Marzipanstollen for a White Christmas


White Christmases in the Pacific Northwest are rare, far in between, and possibly just a myth. So when Christmas presents no snow, one can simply make their own (and arguably, much sweeter) White Christmas with layers of powdered sugar.


Marzipanstollen has always been a favorite holiday season food. It’s full of nuts, dried fruit and a log of marzipan, together making stollen a substantial, buttery snack for cold days. We’ve always purchased loaves from bakeries and stores, but when I found a cheap packet of marzipan earlier this season, I decided it was time to attempt baking it myself!

Adapted from David Lebovitz and Frugal Feeding.

Makes 4 mini loaves.

For the starter
1 envelope (0.25 oz, 2 1/4 teaspoons) instant dry yeast
1/2 cup milk, warmed
1 cup flour

For the fillings
2/3 cup raisins
2/3 cup golden raisins
1/2 cup dried cranberries
1/3 cup orange juice

1 cup walnuts, chopped

7 oz. marzipan (Potential sources: Odense or IKEA)

For the dough
3 cups four
3 tablespoons sugar
1 teaspoon salt
2 teaspoon ground ginger
1 teaspoon cinnamon
1 teaspoon nutmeg
1 teaspoon orange zest
1 teaspoon vanilla extract
1 cup unsalted butter, melted
1 tablespoon honey
1 egg yolk

To finish up
Powdered sugar, per individual preference: ~1/2 – 3/4 cup

Begin by preparing a starter: In a small bowl, combine and stir together warmed milk with yeast. Add 1 cup flour and stir until evenly mixed. Cover and leave to rise for one hour.

Meanwhile, combine raisins, dried cranberries and orange juice in a separate bowl. Cover and leave to sit for one hour.

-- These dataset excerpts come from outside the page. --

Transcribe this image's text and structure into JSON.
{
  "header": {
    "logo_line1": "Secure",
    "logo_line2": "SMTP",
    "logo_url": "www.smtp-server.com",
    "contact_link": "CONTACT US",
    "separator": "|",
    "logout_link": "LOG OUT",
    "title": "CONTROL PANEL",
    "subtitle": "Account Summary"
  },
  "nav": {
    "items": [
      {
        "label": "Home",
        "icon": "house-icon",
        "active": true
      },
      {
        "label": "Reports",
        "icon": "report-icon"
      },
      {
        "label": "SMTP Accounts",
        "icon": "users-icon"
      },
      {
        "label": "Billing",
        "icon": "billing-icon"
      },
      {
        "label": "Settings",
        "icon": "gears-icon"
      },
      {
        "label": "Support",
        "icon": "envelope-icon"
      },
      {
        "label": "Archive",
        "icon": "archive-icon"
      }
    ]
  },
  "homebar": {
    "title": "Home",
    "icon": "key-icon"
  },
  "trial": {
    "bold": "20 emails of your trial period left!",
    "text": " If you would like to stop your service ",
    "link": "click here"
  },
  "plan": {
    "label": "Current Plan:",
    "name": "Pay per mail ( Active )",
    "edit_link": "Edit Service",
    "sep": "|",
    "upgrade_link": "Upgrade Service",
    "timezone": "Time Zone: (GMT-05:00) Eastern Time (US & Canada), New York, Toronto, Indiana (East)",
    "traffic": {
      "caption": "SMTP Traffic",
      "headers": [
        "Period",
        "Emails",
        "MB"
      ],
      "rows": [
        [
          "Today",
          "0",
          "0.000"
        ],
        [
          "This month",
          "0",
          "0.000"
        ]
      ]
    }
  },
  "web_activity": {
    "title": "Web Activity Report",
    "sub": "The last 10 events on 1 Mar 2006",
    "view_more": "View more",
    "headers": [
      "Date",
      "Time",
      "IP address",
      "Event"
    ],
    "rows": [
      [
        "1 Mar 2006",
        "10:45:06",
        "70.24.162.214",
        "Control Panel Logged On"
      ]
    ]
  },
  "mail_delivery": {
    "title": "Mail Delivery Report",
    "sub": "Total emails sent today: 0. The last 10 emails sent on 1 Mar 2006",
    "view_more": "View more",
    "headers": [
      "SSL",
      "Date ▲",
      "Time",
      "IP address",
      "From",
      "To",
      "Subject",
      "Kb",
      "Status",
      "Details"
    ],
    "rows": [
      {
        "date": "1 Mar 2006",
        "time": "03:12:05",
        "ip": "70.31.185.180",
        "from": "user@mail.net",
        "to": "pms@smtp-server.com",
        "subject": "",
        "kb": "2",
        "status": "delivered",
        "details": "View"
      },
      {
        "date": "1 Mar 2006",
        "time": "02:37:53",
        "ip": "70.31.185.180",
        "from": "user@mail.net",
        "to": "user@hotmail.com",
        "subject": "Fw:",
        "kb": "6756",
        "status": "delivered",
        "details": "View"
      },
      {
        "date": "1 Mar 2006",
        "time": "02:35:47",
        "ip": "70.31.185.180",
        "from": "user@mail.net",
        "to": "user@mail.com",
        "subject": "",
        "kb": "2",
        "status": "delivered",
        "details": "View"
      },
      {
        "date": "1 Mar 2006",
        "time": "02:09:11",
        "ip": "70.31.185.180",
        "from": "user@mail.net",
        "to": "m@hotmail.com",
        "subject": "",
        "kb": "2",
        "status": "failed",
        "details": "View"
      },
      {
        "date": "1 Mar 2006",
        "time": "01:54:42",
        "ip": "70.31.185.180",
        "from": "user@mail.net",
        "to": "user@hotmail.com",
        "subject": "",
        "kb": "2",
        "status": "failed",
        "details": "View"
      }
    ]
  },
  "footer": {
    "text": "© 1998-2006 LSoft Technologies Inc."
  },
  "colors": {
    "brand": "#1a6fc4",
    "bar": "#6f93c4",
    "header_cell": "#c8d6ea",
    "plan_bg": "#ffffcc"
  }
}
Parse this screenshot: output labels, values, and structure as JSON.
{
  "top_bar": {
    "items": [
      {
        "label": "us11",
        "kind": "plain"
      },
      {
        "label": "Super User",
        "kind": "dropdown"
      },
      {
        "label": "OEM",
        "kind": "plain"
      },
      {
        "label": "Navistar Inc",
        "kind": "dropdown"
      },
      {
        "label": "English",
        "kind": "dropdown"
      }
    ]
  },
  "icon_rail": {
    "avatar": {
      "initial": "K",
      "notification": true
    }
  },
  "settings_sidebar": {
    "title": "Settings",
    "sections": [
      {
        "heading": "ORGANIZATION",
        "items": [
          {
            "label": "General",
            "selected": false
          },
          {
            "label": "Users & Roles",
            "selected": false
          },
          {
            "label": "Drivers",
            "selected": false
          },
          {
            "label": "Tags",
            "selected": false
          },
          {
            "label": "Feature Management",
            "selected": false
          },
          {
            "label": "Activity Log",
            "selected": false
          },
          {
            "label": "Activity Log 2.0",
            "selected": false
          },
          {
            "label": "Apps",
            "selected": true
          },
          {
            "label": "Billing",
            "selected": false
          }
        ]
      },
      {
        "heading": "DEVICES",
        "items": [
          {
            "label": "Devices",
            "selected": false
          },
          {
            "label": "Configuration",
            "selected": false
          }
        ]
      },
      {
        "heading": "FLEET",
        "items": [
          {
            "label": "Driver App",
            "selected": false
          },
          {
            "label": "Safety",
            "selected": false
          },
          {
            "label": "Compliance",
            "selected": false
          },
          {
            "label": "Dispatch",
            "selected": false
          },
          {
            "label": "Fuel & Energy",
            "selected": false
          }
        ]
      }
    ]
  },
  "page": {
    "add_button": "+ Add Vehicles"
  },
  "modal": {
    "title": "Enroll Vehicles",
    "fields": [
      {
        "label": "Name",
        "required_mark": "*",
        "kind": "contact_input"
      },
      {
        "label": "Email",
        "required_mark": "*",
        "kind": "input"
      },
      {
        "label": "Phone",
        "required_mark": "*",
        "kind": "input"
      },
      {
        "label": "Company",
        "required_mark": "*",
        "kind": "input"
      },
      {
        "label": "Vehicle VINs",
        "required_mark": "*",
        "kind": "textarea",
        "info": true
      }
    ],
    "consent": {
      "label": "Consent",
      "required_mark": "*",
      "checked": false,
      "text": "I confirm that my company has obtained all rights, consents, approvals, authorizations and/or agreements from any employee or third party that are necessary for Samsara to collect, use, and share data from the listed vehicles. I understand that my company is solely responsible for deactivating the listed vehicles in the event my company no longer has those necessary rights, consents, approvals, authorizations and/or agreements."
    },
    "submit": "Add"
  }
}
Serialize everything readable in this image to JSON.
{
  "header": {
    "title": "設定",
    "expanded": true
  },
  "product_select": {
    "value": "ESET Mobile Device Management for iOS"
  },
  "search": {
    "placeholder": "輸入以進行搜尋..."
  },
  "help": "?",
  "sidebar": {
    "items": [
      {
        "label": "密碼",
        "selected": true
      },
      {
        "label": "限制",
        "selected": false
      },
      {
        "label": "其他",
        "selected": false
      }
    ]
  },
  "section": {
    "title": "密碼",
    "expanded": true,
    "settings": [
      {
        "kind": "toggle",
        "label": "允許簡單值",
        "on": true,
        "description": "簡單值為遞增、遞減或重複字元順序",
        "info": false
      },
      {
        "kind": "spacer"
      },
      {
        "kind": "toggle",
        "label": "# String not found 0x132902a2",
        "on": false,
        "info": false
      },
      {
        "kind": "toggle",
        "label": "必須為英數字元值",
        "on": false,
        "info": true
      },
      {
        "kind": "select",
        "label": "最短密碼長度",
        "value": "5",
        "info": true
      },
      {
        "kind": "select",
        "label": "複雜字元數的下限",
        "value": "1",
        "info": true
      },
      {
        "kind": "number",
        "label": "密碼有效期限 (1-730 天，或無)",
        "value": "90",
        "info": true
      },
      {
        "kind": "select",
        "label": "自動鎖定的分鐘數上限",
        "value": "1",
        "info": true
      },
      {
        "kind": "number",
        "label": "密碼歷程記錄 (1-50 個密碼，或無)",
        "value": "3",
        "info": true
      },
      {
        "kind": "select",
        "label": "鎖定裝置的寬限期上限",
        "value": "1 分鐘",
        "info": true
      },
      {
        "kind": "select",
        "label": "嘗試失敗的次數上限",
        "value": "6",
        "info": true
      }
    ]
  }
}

After an hour has passed, combine 3 cups flour, salt, sugar, ground ginger, cinnamon, nutmeg, orange zest and walnuts in a large bowl. Add in the vanilla extract, melted butter, honey and egg yolk, and mix until well-distributed. Mix in the starter, followed by the orange juice-soaked dried fruit mixture. Fear not, the dough should not be smooth, but rather a bit clumpy. Pour out contents of the bowl and knead the dough several times. Return dough to bowl, cover and leave to rise for one hour.

After another hour has passed, turn out the contents of the bowl and knead the dough several times. Return dough to bowl, cover and leave to rise for another hour.

After yet another hour has passed, line a baking tray with parchment paper. Then, pour out the contents of the bowl for the final time! Split the dough into four parts and form a ball out of each portion. Press dough into a circular disk on the baking sheet. Split your marzipan bar into four equal parts and roll each into a cylinder just as long as the the diameter of a single disk of dough. Press one marzipan cylinder into the center of one dough disk and roll up each disk — it should now resemble a very rough batard. Pinch the seams of the dough together and place the loaf on the baking sheet such that the seam is on the bottom. Repeat for the remaining three portions of dough. Cover and leave loaves to proof for one hour.

Preheat oven to 350 degrees Fahrenheit. Bake for 40 minutes or until the tops of loaves are a dark, golden brown. Immediately dust with a generous helping of powdered sugar. Rub in the powdered sugar and then sprinkle another layer on top.